5両割れ霊柩事業所が守るべき点呼執行のポイントと実施の重要性

一般貨物自動車運送事業は、霊柩事業者も含まれます。

ただし、霊柩事業者は、同じ法律が適用されるとはいえ、トラック輸送とは業務形態が異なるため、若干ながらトラックにはない”特例”が認められています。

そのうちのひとつが”点呼執行”です。

今回は、霊柩事業者の点呼執行について解説していきたいと思います。

1.霊柩事業者が5両割れでも問題ない理由は?

トラック運送会社は、各事業所毎に必ず5両以上登録する必要があります。ですが、霊柩事業者は、1両でも問題ありません。
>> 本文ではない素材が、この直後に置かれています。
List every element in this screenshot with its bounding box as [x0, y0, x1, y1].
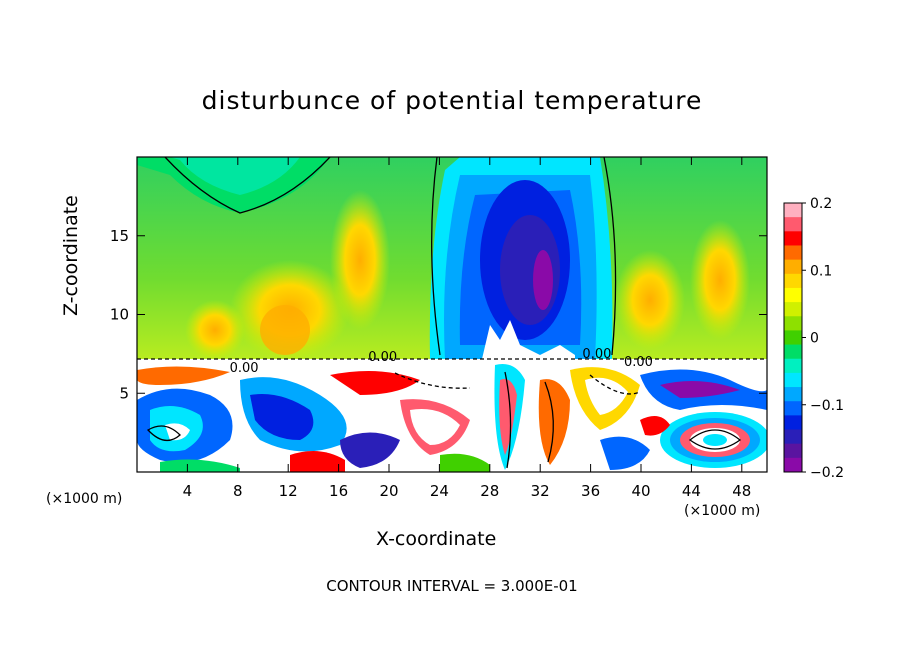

これは、”貨物自動車運送事業輸送安全規則第18条第1項関係”にそのことが書いてあります。

全ての営業所に運行管理者を1名以上選任することを義務付ける。
ただし、5両未満の事業用自動車の運行を管理する営業所であって、地方運輸局長
が当該事業用自動車の種別、地理的条件その他の事情を勘案して当該事業用自動車の
運行の安全の確保に支障を生ずるおそれがないと認めるもの(専ら霊きゅう自動車の
運行を管理する営業所、専ら一般廃棄物の収集のために使用される自動車等の運行を
管理する営業所、一般的に需要の少ないと認められる島しょに存する営業所等を想
定。)については、運行管理者の選任を義務付けないものとする。

つまり、霊柩事業者であれば、1両の登録でも違反にはなりません。

そのため、【5両以上から必要になる運行管理者や整備管理者の選任は必要ない】のです。

ここが、通常の一般貨物自動車運送事業に登録しているトラック運送会社とは異なります。

では、運行管理者の選任の必要がなければ、”点呼”についてどのような管理を行えばいいのでしょうか?

2.霊柩事業者の点呼執行はどのようにすればいい?

霊柩事業者が”運行管理者を選任する必要がない”とはいえ、点呼を執行する必要はあります。

通常であれば、点呼を執行する際、運行管理者もしくは運行管理者補助者など、資格を持ったものが行うのですが、霊柩事業者は、選任する必要がないため、資格者は必要ありません。

では、どのようにしたらいいのでしょうか?

点呼執行は、AC検知器・健康管理等を行う大事なものなので、運行管理者に代わる”管理者”を社内で選任しておくことがポイントです。

”管理者”を選任したら、運行管理規程に誰を選任したのか記載しましょう。

選任された”管理者”は、点呼記録簿に沿って、”乗務前点呼”、”乗務後点呼”を行い、点呼執行した後、点呼記録簿に記載し、その記録を1年間保存することになります。

3.少人数だからこそ直面する問題

霊柩事業者の多くは、少数で運営しているのですが、業務の都合上、依頼は急にあることがほとんどです。そのため、稼働の時間は早朝・深夜帯になることも多く、臨機応変に対応しなければいけない業種になります。

早朝・深夜帯でも対応できるよう、霊柩事業者は”宿直”など1名待機しているのですが、それでは、セルフ点呼になってしまいます。

ですが、法律上、セルフ点呼は認められていません。

そのため、巡回指導や行政監査が行われた場合、”点呼”の項目が違反になっている場合が多いのです。

点呼執行が形骸化しやすい

霊柩事業者は、トラック運送会社ほど”点呼”になじみがありません。

「なぜ我々(霊柩事業者)が、トラック運送会社のように点呼をしなければいけないのか?」と疑問に思っている方も多く、点呼執行が形骸化している傾向が強いです。

ですが、現在、自家用自動車を5両以上所持している会社でも、道交法において2023年12月1日からアルコール検知器の使用が義務付けられています。

いままでは、適正化事業実施機関の指導員も同情的に接してくれていましたが、世論が変わった現在、点呼執行については厳しく見られます。

緑ナンバーを所持し、大事なご遺体を運ぶ霊柩事業者ならば、なおさら、アルコール検知器を使用したうえで記録を残さなければいけない法律を遵守するのは時代の流れとして仕方がないかもしれませんね。

まとめ

一般貨物自動車運送事業に霊柩事業者は含まれますが「トラック運送会社と同じ扱いでは困る」と法令遵守を疎かにしている会社があります。

ですが、その考えは時代遅れ。

現在は、行政監査は、霊柩事業者であろうと積極的に行っています。

運行管理者を選任する必要はありませんが、管理者を社内で選任し、しっかりとアルコール検知器を使用するなど、点呼記録簿を作成するようにしましょう。